8. The IWGDF Risk Stratification
The IWGDF risk-stratification system (most recent revision 2023; based on the earlier Bus, Lavery and Schaper categorisations) classifies the diabetic foot into five risk levels that drive the screening cadence:
| Category | Definition | Annual ulcer risk | Screening interval |
|---|---|---|---|
| 0 | No LOPS, no PAD | ~0.1% | Annual |
| 1 | LOPS or PAD | ~1–2% | 6–12 months |
| 2 | LOPS + PAD, or LOPS + deformity | ~5% | 3–6 months |
| 3a | Prior ulcer or amputation | ~10–30% | 1–3 months |
| 3b | End-stage renal disease (ESRD) | ~20–30% | 1–3 months |
Charcot history is itself a powerful risk marker, often placing the patient in category 3a regardless of whether ulceration has occurred. The risk-stratification system drives:
- Frequency of foot examination — yearly to monthly.
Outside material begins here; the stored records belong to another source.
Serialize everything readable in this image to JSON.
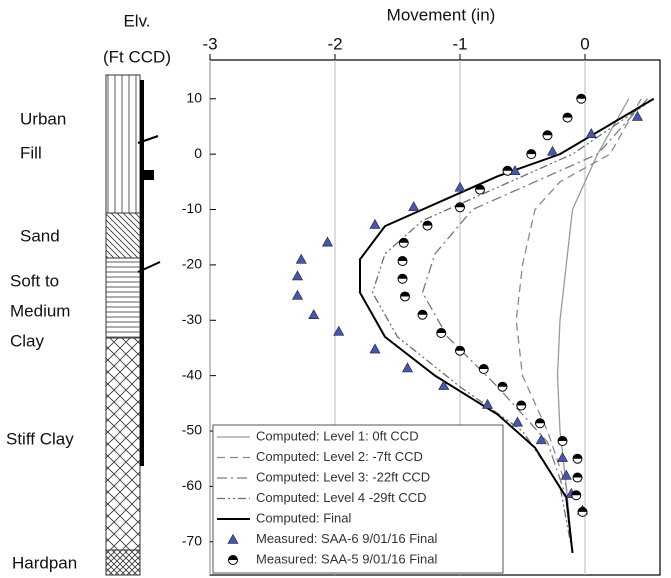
{
  "chart_data": {
    "type": "line",
    "title": "Movement (in)",
    "ylabel": [
      "Elv.",
      "(Ft CCD)"
    ],
    "soil_layers": [
      "Urban",
      "Fill",
      "Sand",
      "Soft to",
      "Medium",
      "Clay",
      "Stiff Clay",
      "Hardpan"
    ],
    "xlim": [
      -3,
      0.6
    ],
    "xticks": [
      -3,
      -2,
      -1,
      0
    ],
    "ylim": [
      -76,
      17
    ],
    "yticks": [
      10,
      0,
      -10,
      -20,
      -30,
      -40,
      -50,
      -60,
      -70
    ],
    "grid": true,
    "series": [
      {
        "name": "Computed: Level 1: 0ft CCD",
        "color": "#9a9a9a",
        "x": [
          0.35,
          0.1,
          0.0,
          -0.1,
          -0.15,
          -0.2,
          -0.22,
          -0.2,
          -0.15,
          -0.1
        ],
        "y": [
          10,
          0,
          -5,
          -10,
          -20,
          -30,
          -40,
          -50,
          -60,
          -72
        ]
      },
      {
        "name": "Computed: Level 2: -7ft CCD",
        "color": "#8a8a8a",
        "x": [
          0.45,
          0.2,
          -0.2,
          -0.4,
          -0.5,
          -0.55,
          -0.5,
          -0.3,
          -0.15,
          -0.1
        ],
        "y": [
          10,
          0,
          -5,
          -10,
          -20,
          -30,
          -40,
          -50,
          -60,
          -72
        ]
      },
      {
        "name": "Computed: Level 3: -22ft CCD",
        "color": "#7a7a7a",
        "x": [
          0.5,
          0.1,
          -0.4,
          -0.9,
          -1.2,
          -1.3,
          -1.1,
          -0.7,
          -0.3,
          -0.15,
          -0.1
        ],
        "y": [
          10,
          0,
          -5,
          -10,
          -18,
          -25,
          -33,
          -42,
          -52,
          -62,
          -72
        ]
      },
      {
        "name": "Computed: Level 4 -29ft CCD",
        "color": "#6e6e6e",
        "x": [
          0.55,
          -0.1,
          -0.7,
          -1.3,
          -1.6,
          -1.7,
          -1.5,
          -1.0,
          -0.5,
          -0.2,
          -0.1
        ],
        "y": [
          10,
          0,
          -6,
          -12,
          -18,
          -25,
          -33,
          -42,
          -50,
          -60,
          -72
        ]
      },
      {
        "name": "Computed: Final",
        "color": "#000000",
        "x": [
          0.55,
          -0.2,
          -0.7,
          -1.1,
          -1.6,
          -1.8,
          -1.8,
          -1.6,
          -1.2,
          -0.7,
          -0.4,
          -0.15,
          -0.1
        ],
        "y": [
          10,
          0,
          -4,
          -8,
          -13,
          -19,
          -25,
          -33,
          -40,
          -47,
          -53,
          -62,
          -72
        ]
      },
      {
        "name": "Measured: SAA-6 9/01/16 Final",
        "color": "#4656b0",
        "marker": "triangle",
        "x": [
          0.42,
          0.05,
          -0.26,
          -0.56,
          -1.0,
          -1.37,
          -1.68,
          -2.06,
          -2.27,
          -2.3,
          -2.3,
          -2.17,
          -1.97,
          -1.68,
          -1.42,
          -1.13,
          -0.78,
          -0.54,
          -0.35,
          -0.18,
          -0.15,
          -0.11,
          -0.02
        ],
        "y": [
          6.8,
          3.7,
          0.5,
          -3,
          -6,
          -9.5,
          -12.7,
          -15.9,
          -19,
          -22,
          -25.5,
          -29,
          -32,
          -35.2,
          -38.6,
          -41.8,
          -45.2,
          -48.4,
          -51.6,
          -54.8,
          -58,
          -61.3,
          -64.3
        ]
      },
      {
        "name": "Measured: SAA-5 9/01/16 Final",
        "color": "#000000",
        "marker": "circle",
        "x": [
          -0.03,
          -0.14,
          -0.3,
          -0.43,
          -0.62,
          -0.84,
          -1.0,
          -1.26,
          -1.45,
          -1.46,
          -1.46,
          -1.44,
          -1.3,
          -1.15,
          -1.0,
          -0.81,
          -0.66,
          -0.51,
          -0.36,
          -0.18,
          -0.06,
          -0.06,
          -0.07,
          -0.02
        ],
        "y": [
          10,
          6.6,
          3.4,
          0,
          -3,
          -6.4,
          -9.6,
          -12.9,
          -16,
          -19.3,
          -22.5,
          -25.7,
          -29,
          -32.3,
          -35.5,
          -38.8,
          -42,
          -45.4,
          -48.6,
          -51.8,
          -55,
          -58.4,
          -61.6,
          -64.6
        ]
      }
    ]
  }
}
- Footwear prescription — off-the-shelf, accommodative, custom; depth shoe with custom insole; CROW boot in high-risk healed-CN feet.
- Education intensity — simple checklist vs. structured program.
- Specialist referral — podiatry, vascular, foot & ankle ortho.
The key concept is that the diabetic foot is a chronic-disease management problem, not an episodic acute-care problem. Multidisciplinary diabetic-foot clinics that integrate endocrinology, vascular, podiatry, infectious-disease, and orthopaedic foot & ankle reduce major amputation rates by 30–75% (Krishnan et al., Diabetes Care 2008; Mills et al., J Vasc Surg 2014).
9. Putting It Together — The Foot at Risk for Charcot
The foot at risk for CN is a recognisable composite:
- Long-standing diabetes (typically >10 years) with poor historical glycaemic control.
- LOPS by 5.07 monofilament or VPT >25 V, with absent ankle reflex.
- Dry, non-sweating skin, distended dorsal veins (autonomic small-fibre loss).
- Bounding (or apparently bounding) pulses, ABI normal or >1.3, but TBI may be borderline.
- Equinus contracture (Silfverskiöld test positive); claw toes; intrinsic-minus deformity.
- Plantar pressures elevated to >70 N·cm−2 at MT heads or midfoot apex.
- Often: prior ulcer, prior contralateral CN, or recent revascularisation.
Onto this substrate falls a precipitant — a sprain, an unrecognised fracture, surgery, or simply a few weeks of poorly accommodated footwear. The next thing the patient (or, more likely, the clinician) notices is a warm, swollen foot. By then the cascade described in Part II is well underway, and the imaging features described in Part IV can begin to be read against the staging of Part V.
The clinical bottom line: every patient with diabetic neuropathy needs an annual foot exam that includes the 10 g monofilament, vibration testing, pulse palpation (ideally TBI), inspection for deformity and skin breakdown, and a skin-temperature comparison. Any unexplained warm/swollen unilateral foot in a neuropathic diabetic gets MRI and an offloading device the same day.